The MOU (memorandum of understanding) between the huge German utility E.ON and Australia’s Fortescue Future Industries (FFI) promises ‘up to 5 million tonnes per annum’ of green hydrogen delivered to Europe by 2030. This will provide the energy to replace about one third of Germany’s energy imports from Russia. Andrew Forrest, FFI’s leader, continues to take by far the largest role in pushing for a hydrogen future around the world.

If the ambition is realised – and the details are sufficiently sparse in the press release to suggest that the project is not yet fully thought out  – the implications for the growth of hydrogen are very striking.

·      If the green hydrogen is produced by water electrolysis using solar electricity, this single project will require about 150-180 gigawatts of new PV capacity. That is about 5 times the UK’s entire renewable generation fleet, principally solar and wind[1]. Total global solar installations are running at just over 200 gigawatts this year so the FFI requirements are equivalent to about 10 months of world PV additions.

·      The amount of electricity required will be just over half the UK’s current electricity supply or approximately half of one per cent of world power generation.

·      The FFI production sites will probably install large scale battery capacity and I make a guess that this will mean that the electrolysers can run 50% of the hours in the year. This implies that the FFI sites will need about 80 gigawatts of electrolyser capacity. There’s probably less than 1 gigawatt of water electrolysers working in the world today. The EU has an ambition for 40 GW by 2030 or about half the FFI target.

·      The electrolyser demand for this project alone would use up all the manufacturing capacity of the industry in 2029, at least according to a simple spreadsheet I use. 

·      The total hydrogen produced today in North West Europe is about 3.5 million tonnes, meaning that the E.ON/FFI project will more than double local availability.

·      There is, I think, only one vessel operating today that is capable of shipping liquid hydrogen. The Suiso Frontier is newly commissioned and was built to travel between Australia and Japan. It carries about 75 tonnes when fully loaded. Assuming a five week journey time, the project would need at least six thousand ships of this size. Of course the actual vessel size will increase enormously between 2022 and 2030 but the need for investment now in building hydrogen-compatible shipping is clear. One thing we should be clear about: hydrogen carriers will be highly specialised ships that require very careful engineering.

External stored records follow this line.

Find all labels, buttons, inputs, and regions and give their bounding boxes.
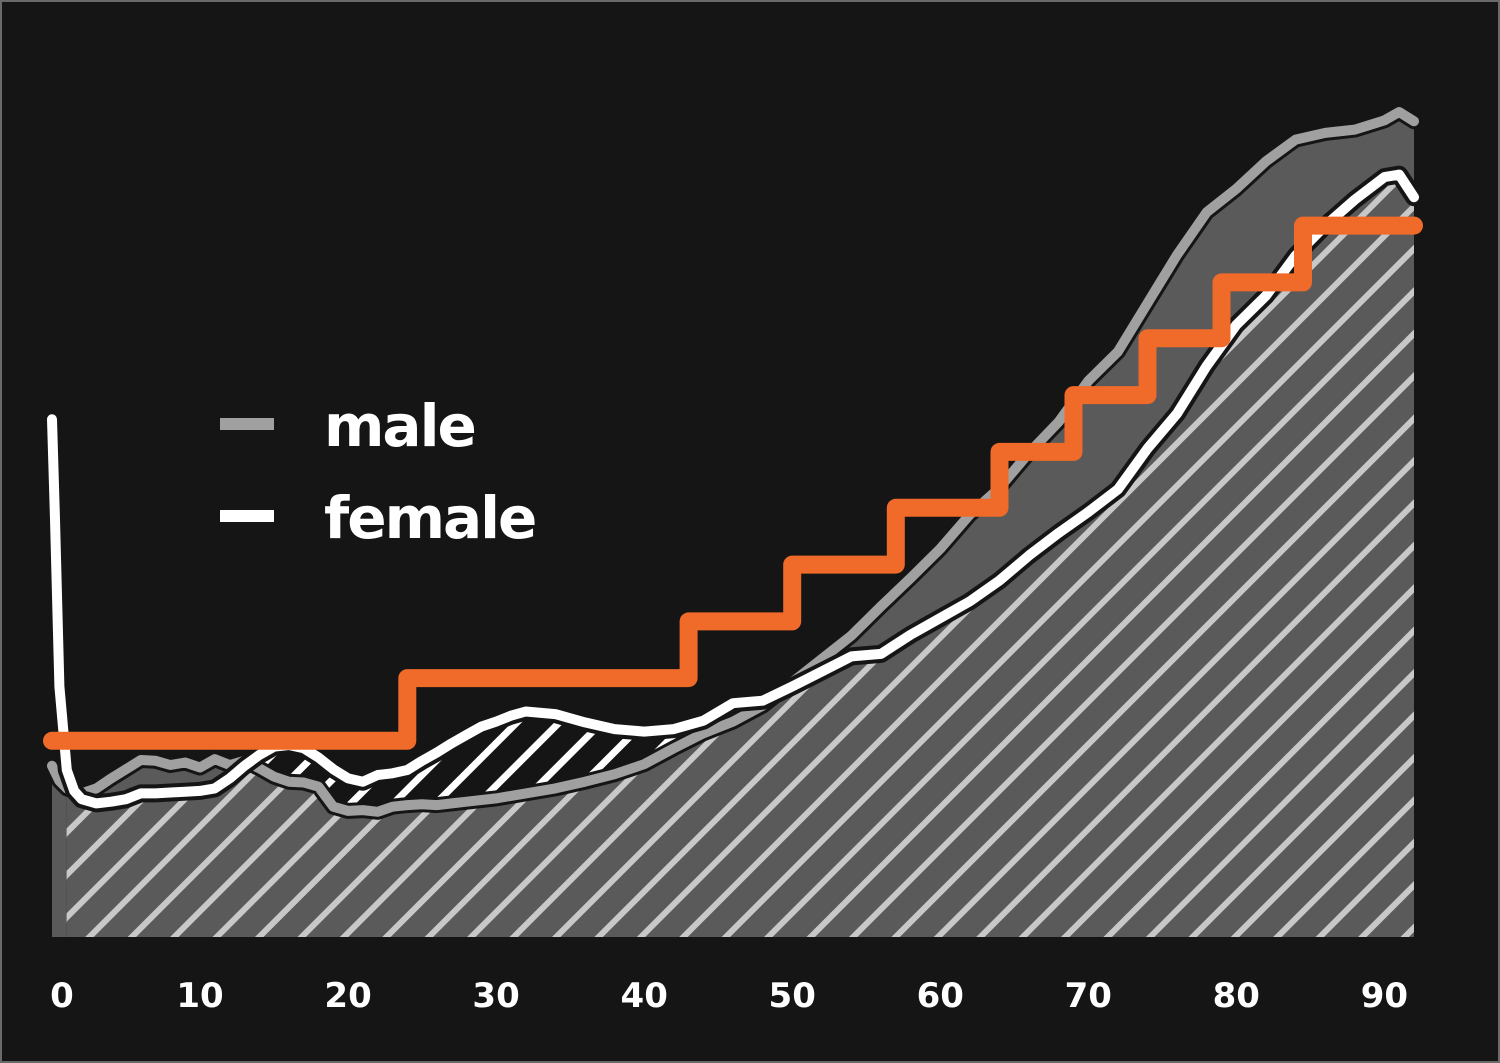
male-line [47, 107, 1419, 817]
x-tick-label: 20 [324, 976, 371, 1016]
x-tick-label: 80 [1213, 976, 1260, 1016]
step-line [43, 216, 1423, 750]
x-tick-label: 0 [50, 976, 74, 1016]
x-tick-label: 50 [769, 976, 816, 1016]
female-line [47, 169, 1419, 809]
female-hatched-area [66, 174, 1414, 937]
x-tick-label: 90 [1361, 976, 1408, 1016]
legend: male female [220, 392, 537, 552]
x-tick-label: 10 [176, 976, 223, 1016]
x-tick-label: 30 [472, 976, 519, 1016]
x-axis-ticks: 0 10 20 30 40 50 60 70 80 90 [50, 976, 1408, 1016]
x-tick-label: 60 [917, 976, 964, 1016]
x-tick-label: 40 [621, 976, 668, 1016]
series-lines [43, 104, 1423, 820]
area-layer [52, 112, 1414, 938]
legend-label-male: male [324, 392, 475, 460]
legend-label-female: female [324, 484, 535, 552]
x-tick-label: 70 [1065, 976, 1112, 1016]
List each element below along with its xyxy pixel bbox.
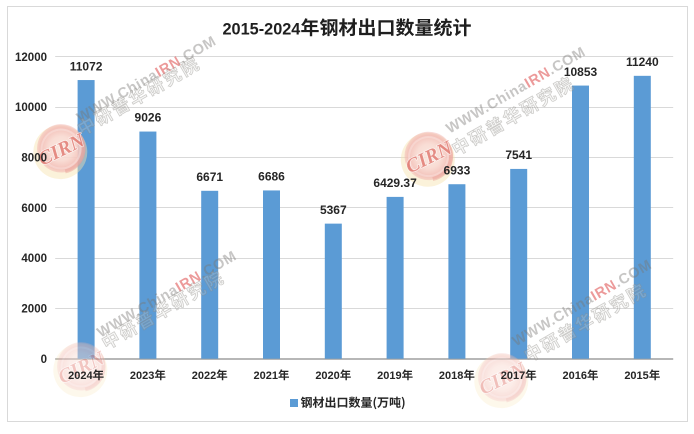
svg-text:6671: 6671 [196, 170, 223, 184]
svg-text:2017: 2017 [501, 370, 525, 382]
svg-text:11240: 11240 [626, 55, 659, 69]
svg-text:4000: 4000 [21, 253, 47, 265]
svg-text:2023: 2023 [130, 370, 154, 382]
svg-text:11072: 11072 [70, 59, 103, 73]
svg-text:6000: 6000 [21, 203, 47, 215]
svg-text:2020: 2020 [315, 370, 339, 382]
svg-text:10853: 10853 [564, 65, 598, 79]
svg-text:6933: 6933 [444, 163, 471, 177]
svg-text:5367: 5367 [320, 203, 347, 217]
svg-text:7541: 7541 [505, 148, 532, 162]
svg-text:0: 0 [41, 354, 47, 366]
svg-text:2000: 2000 [21, 304, 47, 316]
svg-text:10000: 10000 [15, 102, 47, 114]
svg-text:8000: 8000 [21, 153, 47, 165]
svg-text:12000: 12000 [15, 52, 47, 64]
svg-text:9026: 9026 [135, 111, 162, 125]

·      One estimate is that transporting liquid hydrogen by ship will add about $1 per kilogramme to its cost. This means that the end user will need to pay about 3 US cents per kilowatt hour of energy, just for transportation. That alone is more than 50% more than the typical price of natural gas in Europe before the current crisis. The transition to hydrogen isn’t going to be cheap and, incidentally, it would be much cheaper to create the hydrogen in North Africa and then transport it by pipeline to Germany.

·      There are currently no Liquified Natural Gas (LNG) terminals in Germany although construction of one is now planned. Germany has therefore no experience in bringing in liquid gas for distribution into the natural gas grid. 

·      In all probability, much of the hydrogen will arrive into Rotterdam. Rotterdam and Antwerp have done more than any other European ports to prepare for the growth of hydrogen. But the scale of import for the FFI project will be challenging to manage. The port says it will be able to take hydrogen off carriers and put into a pipeline network that will take it to North Rhine Westphalia, but only in 2030. FFI will have to get Rotterdam to speed up its hydrogen investment. 

·      Once in Germany, natural gas pipelines will need to be refitted to carry hydrogen. This is possible and widely discussed among the main gas networks in Europe. But it will require major investment and a clear decision to quickly phase out natural gas that would otherwise occupy these pipelines. The amount of energy to be produced by FFI for E.ON would require about two standard ’48 inch’ pipelines for the 5 million tonnes of hydrogen to be transmitted to users in Germany. It seems possible, but will require billions of Euros of investment.

The world’s future is now dependent to a striking degree on FFI’s ability to push forward its many hydrogen projects forward around the globe, of which the E.ON scheme is just a small part. Andrew Forrest’s commitments to decarbonisation are clear but the scale of his ambitions may exceed the company’s ability to finance his projects. He needs to work with the large oil and gas companies to take his work forward as fast as possible.

[1] I have assumed that H2 is transported in liquid form and made an allowance for the high energy costs for liquefaction. Hydrogen, or its derivative ammonia, will also probably be used to power the ships that transport the energy.